Most of these beginners sported useful “New Dancer” buttons distributed at the workshop. I could tell right away who might need help as I progressed up and down the sets. Four lines danced in front of the raised stage filled with people of all ages. The caller warned us to keep our sets to the sides of the hall, as the center was in need of repair from excessive use.
After a few dances, a woman grabbed me and asked me to dance. At the bottom of one of the huge sets forming, I asked her about Glen Echo. “This is your first time here?” she asked me. “You’re doing very well.” I explained that I was visiting from the Northeast, and she immediately apologized for the music and attendance of the dance. I looked around the hall; there were well over a hundred people there. Great tunes were coming from “Off’n Ensemble”, a five piece band including the usual plus accordion, hammered dulcimer, and stand-up bass. “We’re kind of snobs here,” the woman explained.

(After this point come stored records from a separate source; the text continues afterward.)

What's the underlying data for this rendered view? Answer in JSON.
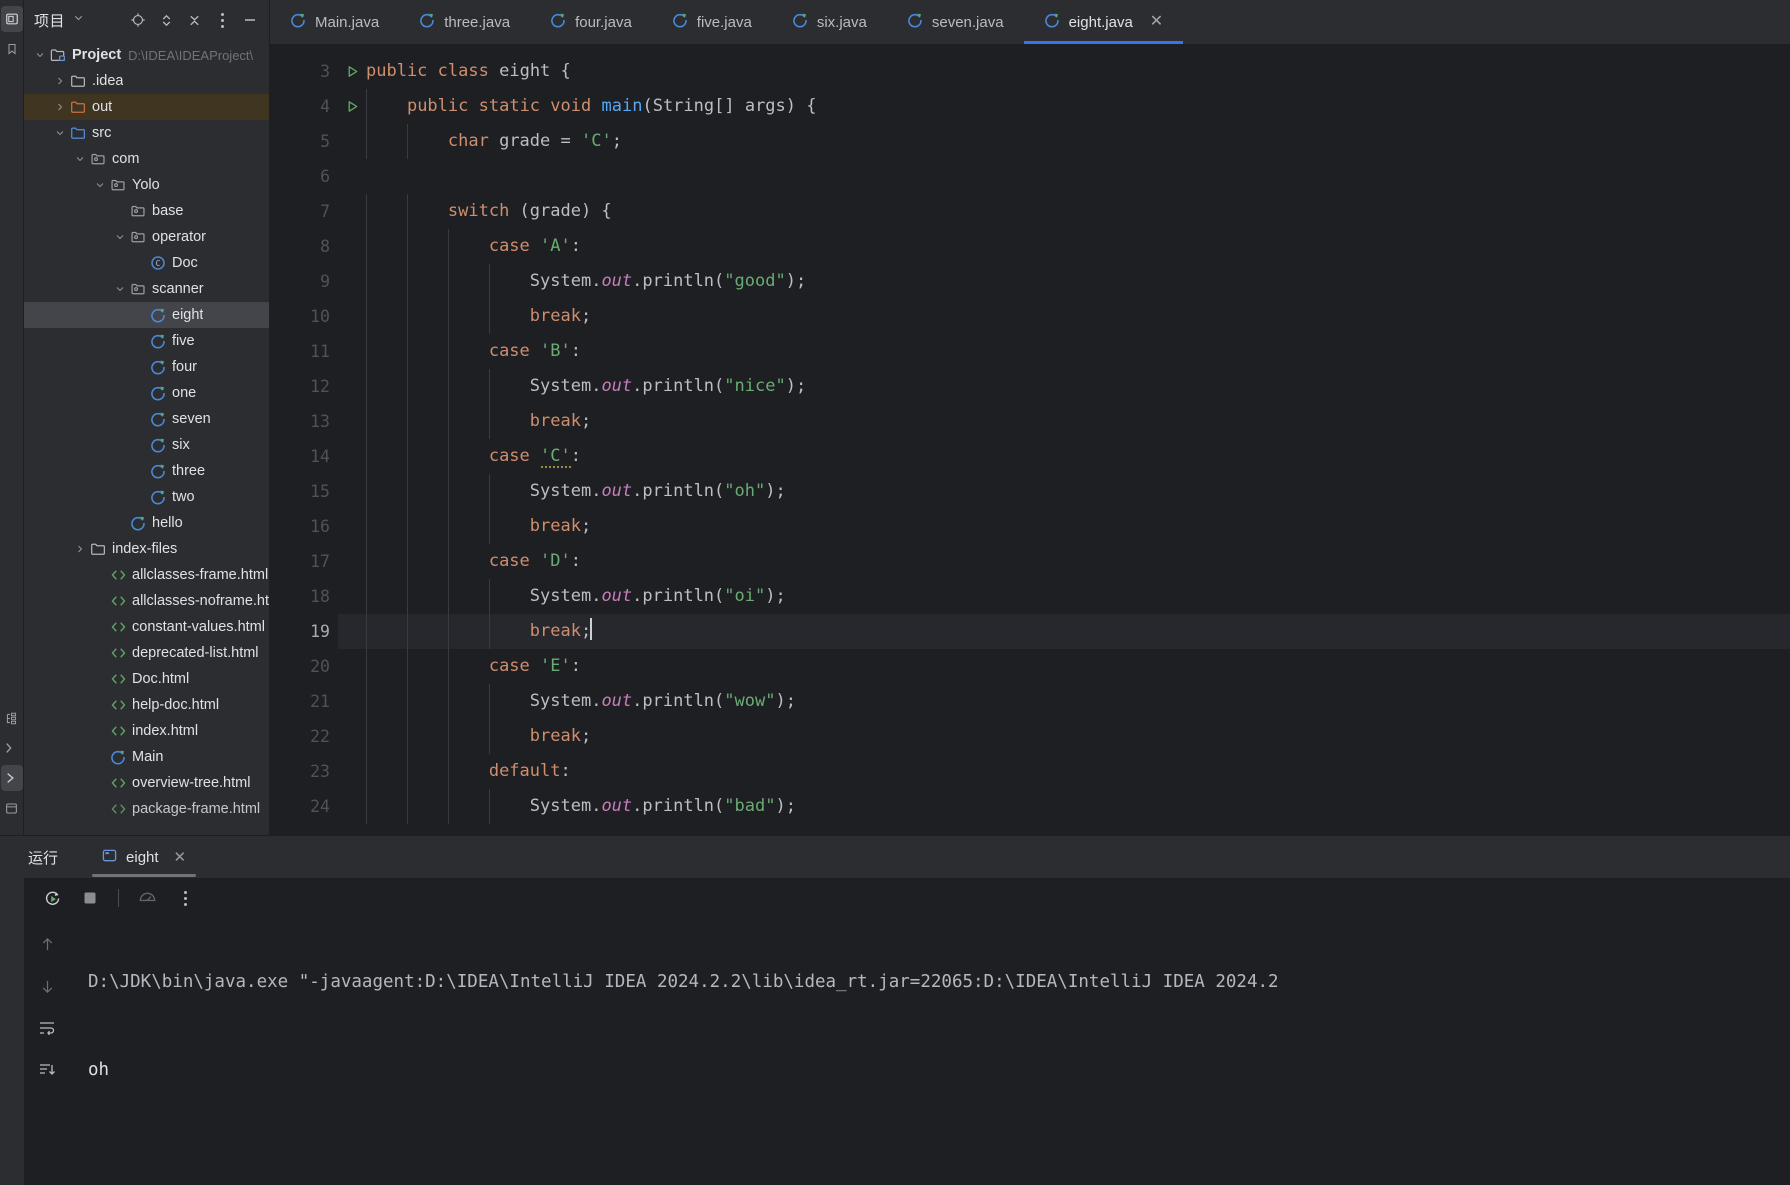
{
  "project_panel": {
    "title": "项目",
    "actions": [
      "select-opened-file-icon",
      "expand-collapse-icon",
      "collapse-all-icon",
      "more-options-icon",
      "hide-icon"
    ],
    "tree": [
      {
        "label": "Project",
        "sub": "D:\\IDEA\\IDEAProject\\",
        "icon": "project-folder-icon",
        "arrow": "down",
        "indent": 0,
        "bold": true,
        "state": "normal"
      },
      {
        "label": ".idea",
        "sub": "",
        "icon": "folder-icon",
        "arrow": "right",
        "indent": 1,
        "bold": false,
        "state": "normal"
      },
      {
        "label": "out",
        "sub": "",
        "icon": "folder-excluded-icon",
        "arrow": "right",
        "indent": 1,
        "bold": false,
        "state": "highlight-out"
      },
      {
        "label": "src",
        "sub": "",
        "icon": "source-folder-icon",
        "arrow": "down",
        "indent": 1,
        "bold": false,
        "state": "normal"
      },
      {
        "label": "com",
        "sub": "",
        "icon": "package-icon",
        "arrow": "down",
        "indent": 2,
        "bold": false,
        "state": "normal"
      },
      {
        "label": "Yolo",
        "sub": "",
        "icon": "package-icon",
        "arrow": "down",
        "indent": 3,
        "bold": false,
        "state": "normal"
      },
      {
        "label": "base",
        "sub": "",
        "icon": "package-icon",
        "arrow": "none",
        "indent": 4,
        "bold": false,
        "state": "normal"
      },
      {
        "label": "operator",
        "sub": "",
        "icon": "package-icon",
        "arrow": "down",
        "indent": 4,
        "bold": false,
        "state": "normal"
      },
      {
        "label": "Doc",
        "sub": "",
        "icon": "java-class-icon",
        "arrow": "none",
        "indent": 5,
        "bold": false,
        "state": "normal"
      },
      {
        "label": "scanner",
        "sub": "",
        "icon": "package-icon",
        "arrow": "down",
        "indent": 4,
        "bold": false,
        "state": "normal"
      },
      {
        "label": "eight",
        "sub": "",
        "icon": "java-runnable-class-icon",
        "arrow": "none",
        "indent": 5,
        "bold": false,
        "state": "selected"
      },
      {
        "label": "five",
        "sub": "",
        "icon": "java-runnable-class-icon",
        "arrow": "none",
        "indent": 5,
        "bold": false,
        "state": "normal"
      },
      {
        "label": "four",
        "sub": "",
        "icon": "java-runnable-class-icon",
        "arrow": "none",
        "indent": 5,
        "bold": false,
        "state": "normal"
      },
      {
        "label": "one",
        "sub": "",
        "icon": "java-runnable-class-icon",
        "arrow": "none",
        "indent": 5,
        "bold": false,
        "state": "normal"
      },
      {
        "label": "seven",
        "sub": "",
        "icon": "java-runnable-class-icon",
        "arrow": "none",
        "indent": 5,
        "bold": false,
        "state": "normal"
      },
      {
        "label": "six",
        "sub": "",
        "icon": "java-runnable-class-icon",
        "arrow": "none",
        "indent": 5,
        "bold": false,
        "state": "normal"
      },
      {
        "label": "three",
        "sub": "",
        "icon": "java-runnable-class-icon",
        "arrow": "none",
        "indent": 5,
        "bold": false,
        "state": "normal"
      },
      {
        "label": "two",
        "sub": "",
        "icon": "java-runnable-class-icon",
        "arrow": "none",
        "indent": 5,
        "bold": false,
        "state": "normal"
      },
      {
        "label": "hello",
        "sub": "",
        "icon": "java-runnable-class-icon",
        "arrow": "none",
        "indent": 4,
        "bold": false,
        "state": "normal"
      },
      {
        "label": "index-files",
        "sub": "",
        "icon": "folder-icon",
        "arrow": "right",
        "indent": 2,
        "bold": false,
        "state": "normal"
      },
      {
        "label": "allclasses-frame.html",
        "sub": "",
        "icon": "html-file-icon",
        "arrow": "none",
        "indent": 3,
        "bold": false,
        "state": "normal"
      },
      {
        "label": "allclasses-noframe.html",
        "sub": "",
        "icon": "html-file-icon",
        "arrow": "none",
        "indent": 3,
        "bold": false,
        "state": "normal"
      },
      {
        "label": "constant-values.html",
        "sub": "",
        "icon": "html-file-icon",
        "arrow": "none",
        "indent": 3,
        "bold": false,
        "state": "normal"
      },
      {
        "label": "deprecated-list.html",
        "sub": "",
        "icon": "html-file-icon",
        "arrow": "none",
        "indent": 3,
        "bold": false,
        "state": "normal"
      },
      {
        "label": "Doc.html",
        "sub": "",
        "icon": "html-file-icon",
        "arrow": "none",
        "indent": 3,
        "bold": false,
        "state": "normal"
      },
      {
        "label": "help-doc.html",
        "sub": "",
        "icon": "html-file-icon",
        "arrow": "none",
        "indent": 3,
        "bold": false,
        "state": "normal"
      },
      {
        "label": "index.html",
        "sub": "",
        "icon": "html-file-icon",
        "arrow": "none",
        "indent": 3,
        "bold": false,
        "state": "normal"
      },
      {
        "label": "Main",
        "sub": "",
        "icon": "java-runnable-class-icon",
        "arrow": "none",
        "indent": 3,
        "bold": false,
        "state": "normal"
      },
      {
        "label": "overview-tree.html",
        "sub": "",
        "icon": "html-file-icon",
        "arrow": "none",
        "indent": 3,
        "bold": false,
        "state": "normal"
      },
      {
        "label": "package-frame.html",
        "sub": "",
        "icon": "html-file-icon",
        "arrow": "none",
        "indent": 3,
        "bold": false,
        "state": "cut-off"
      }
    ]
  },
  "editor": {
    "tabs": [
      {
        "label": "Main.java",
        "active": false,
        "closable": false
      },
      {
        "label": "three.java",
        "active": false,
        "closable": false
      },
      {
        "label": "four.java",
        "active": false,
        "closable": false
      },
      {
        "label": "five.java",
        "active": false,
        "closable": false
      },
      {
        "label": "six.java",
        "active": false,
        "closable": false
      },
      {
        "label": "seven.java",
        "active": false,
        "closable": false
      },
      {
        "label": "eight.java",
        "active": true,
        "closable": true
      }
    ],
    "close_glyph": "✕",
    "first_line_number": 3,
    "current_line": 19,
    "run_marker_lines": [
      3,
      4
    ],
    "lines": [
      {
        "n": 3,
        "indent": 0,
        "tokens": [
          [
            "kw",
            "public"
          ],
          [
            "pl",
            " "
          ],
          [
            "kw",
            "class"
          ],
          [
            "pl",
            " "
          ],
          [
            "id",
            "eight"
          ],
          [
            "pl",
            " {"
          ]
        ]
      },
      {
        "n": 4,
        "indent": 1,
        "tokens": [
          [
            "kw",
            "public"
          ],
          [
            "pl",
            " "
          ],
          [
            "kw",
            "static"
          ],
          [
            "pl",
            " "
          ],
          [
            "kw",
            "void"
          ],
          [
            "pl",
            " "
          ],
          [
            "fn",
            "main"
          ],
          [
            "pl",
            "("
          ],
          [
            "id",
            "String"
          ],
          [
            "pl",
            "[] args) {"
          ]
        ]
      },
      {
        "n": 5,
        "indent": 2,
        "tokens": [
          [
            "kw",
            "char"
          ],
          [
            "pl",
            " grade = "
          ],
          [
            "str",
            "'C'"
          ],
          [
            "pl",
            ";"
          ]
        ]
      },
      {
        "n": 6,
        "indent": 0,
        "tokens": []
      },
      {
        "n": 7,
        "indent": 2,
        "tokens": [
          [
            "kw",
            "switch"
          ],
          [
            "pl",
            " (grade) {"
          ]
        ]
      },
      {
        "n": 8,
        "indent": 3,
        "tokens": [
          [
            "kw",
            "case"
          ],
          [
            "pl",
            " "
          ],
          [
            "str",
            "'A'"
          ],
          [
            "pl",
            ":"
          ]
        ]
      },
      {
        "n": 9,
        "indent": 4,
        "tokens": [
          [
            "id",
            "System"
          ],
          [
            "pl",
            "."
          ],
          [
            "fld",
            "out"
          ],
          [
            "pl",
            ".println("
          ],
          [
            "str",
            "\"good\""
          ],
          [
            "pl",
            ");"
          ]
        ]
      },
      {
        "n": 10,
        "indent": 4,
        "tokens": [
          [
            "kw",
            "break"
          ],
          [
            "pl",
            ";"
          ]
        ]
      },
      {
        "n": 11,
        "indent": 3,
        "tokens": [
          [
            "kw",
            "case"
          ],
          [
            "pl",
            " "
          ],
          [
            "str",
            "'B'"
          ],
          [
            "pl",
            ":"
          ]
        ]
      },
      {
        "n": 12,
        "indent": 4,
        "tokens": [
          [
            "id",
            "System"
          ],
          [
            "pl",
            "."
          ],
          [
            "fld",
            "out"
          ],
          [
            "pl",
            ".println("
          ],
          [
            "str",
            "\"nice\""
          ],
          [
            "pl",
            ");"
          ]
        ]
      },
      {
        "n": 13,
        "indent": 4,
        "tokens": [
          [
            "kw",
            "break"
          ],
          [
            "pl",
            ";"
          ]
        ]
      },
      {
        "n": 14,
        "indent": 3,
        "tokens": [
          [
            "kw",
            "case"
          ],
          [
            "pl",
            " "
          ],
          [
            "warn",
            "'C'"
          ],
          [
            "pl",
            ":"
          ]
        ]
      },
      {
        "n": 15,
        "indent": 4,
        "tokens": [
          [
            "id",
            "System"
          ],
          [
            "pl",
            "."
          ],
          [
            "fld",
            "out"
          ],
          [
            "pl",
            ".println("
          ],
          [
            "str",
            "\"oh\""
          ],
          [
            "pl",
            ");"
          ]
        ]
      },
      {
        "n": 16,
        "indent": 4,
        "tokens": [
          [
            "kw",
            "break"
          ],
          [
            "pl",
            ";"
          ]
        ]
      },
      {
        "n": 17,
        "indent": 3,
        "tokens": [
          [
            "kw",
            "case"
          ],
          [
            "pl",
            " "
          ],
          [
            "str",
            "'D'"
          ],
          [
            "pl",
            ":"
          ]
        ]
      },
      {
        "n": 18,
        "indent": 4,
        "tokens": [
          [
            "id",
            "System"
          ],
          [
            "pl",
            "."
          ],
          [
            "fld",
            "out"
          ],
          [
            "pl",
            ".println("
          ],
          [
            "str",
            "\"oi\""
          ],
          [
            "pl",
            ");"
          ]
        ]
      },
      {
        "n": 19,
        "indent": 4,
        "tokens": [
          [
            "kw",
            "break"
          ],
          [
            "pl",
            ";"
          ],
          [
            "caret",
            ""
          ]
        ]
      },
      {
        "n": 20,
        "indent": 3,
        "tokens": [
          [
            "kw",
            "case"
          ],
          [
            "pl",
            " "
          ],
          [
            "str",
            "'E'"
          ],
          [
            "pl",
            ":"
          ]
        ]
      },
      {
        "n": 21,
        "indent": 4,
        "tokens": [
          [
            "id",
            "System"
          ],
          [
            "pl",
            "."
          ],
          [
            "fld",
            "out"
          ],
          [
            "pl",
            ".println("
          ],
          [
            "str",
            "\"wow\""
          ],
          [
            "pl",
            ");"
          ]
        ]
      },
      {
        "n": 22,
        "indent": 4,
        "tokens": [
          [
            "kw",
            "break"
          ],
          [
            "pl",
            ";"
          ]
        ]
      },
      {
        "n": 23,
        "indent": 3,
        "tokens": [
          [
            "kw",
            "default"
          ],
          [
            "pl",
            ":"
          ]
        ]
      },
      {
        "n": 24,
        "indent": 4,
        "tokens": [
          [
            "id",
            "System"
          ],
          [
            "pl",
            "."
          ],
          [
            "fld",
            "out"
          ],
          [
            "pl",
            ".println("
          ],
          [
            "str",
            "\"bad\""
          ],
          [
            "pl",
            ");"
          ]
        ]
      }
    ]
  },
  "run_panel": {
    "title": "运行",
    "tab_label": "eight",
    "tab_close_glyph": "✕",
    "actions": [
      "rerun-icon",
      "stop-icon",
      "profiler-icon",
      "more-options-icon"
    ],
    "side_actions": [
      "scroll-up-icon",
      "scroll-down-icon",
      "soft-wrap-icon",
      "scroll-to-end-icon"
    ],
    "console": {
      "command": "D:\\JDK\\bin\\java.exe \"-javaagent:D:\\IDEA\\IntelliJ IDEA 2024.2.2\\lib\\idea_rt.jar=22065:D:\\IDEA\\IntelliJ IDEA 2024.2",
      "output": "oh"
    }
  },
  "left_strip": {
    "icons": [
      "project-tool-window-icon",
      "bookmarks-icon"
    ]
  },
  "left_bottom_strip": {
    "icons": [
      "structure-icon",
      "terminal-icon",
      "run-tool-window-icon",
      "services-icon"
    ]
  },
  "colors": {
    "accent_blue": "#3574f0",
    "keyword_orange": "#cf8e6d",
    "string_green": "#6aab73",
    "method_blue": "#56a8f5",
    "field_purple": "#c77dbb",
    "panel_bg": "#2b2d30",
    "editor_bg": "#1e1f22",
    "selection_gray": "#43454a",
    "excluded_folder": "#3f3521"
  }
}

The style of the dancing was subtly different from what I was used to. People were much more likely to reach for my hand with a right-and-left through, and ladies held their right hands above their shoulders rather than behind their backs during promenades. Balances were very fancy, and there was something about them that I couldn’t place. Lisa and I decided that much of the dance had a distinct flavor of something outside of contra.
Rather than play a hambo or a schottische after the break, the band rearranged themselves to include a saxophone and blasted a swing tune. The floor was suddenly covered with a surprising number of people dancing swing, and dancing it well. “This must be the mystery flavor,” I said to Lisa. Watching their moves, we agreed that Glen Echo dancers incorporate swing rhythm into their balances and hays-for-four.
Later, a woman I recognized from Northeast dance festivals approached me. I met many like her there–dancers who traveled great distances to visit the contra dances they liked. She told me about the Glen Echo post-contra party, usually held behind the hall. They gather, pass around beers, and play music late into the night. Exhausted from traveling and dancing, a part of me was relieved that the party was uncharacteristically canceled that night.
I sat the last dance out and watched from one of the side corridors surrounding the floor. A woman sat down next to me and said, “You don’t dance like you’re from around here.” I explained the trip to her, and she responded immediately, clearly a seasoned dance traveler. “New England style is high energy and rigorous. California is all about attitude; don’t ask me why. What you’re watching here is neutral DC-area style. You can take this dancing anywhere.”
When it was over, I felt a great distance from my New England home, but DC is a city built to prevent homesickness. We drove back from the dance on Massachusetts Avenue, and spent the night in an apartment on New Hampshire.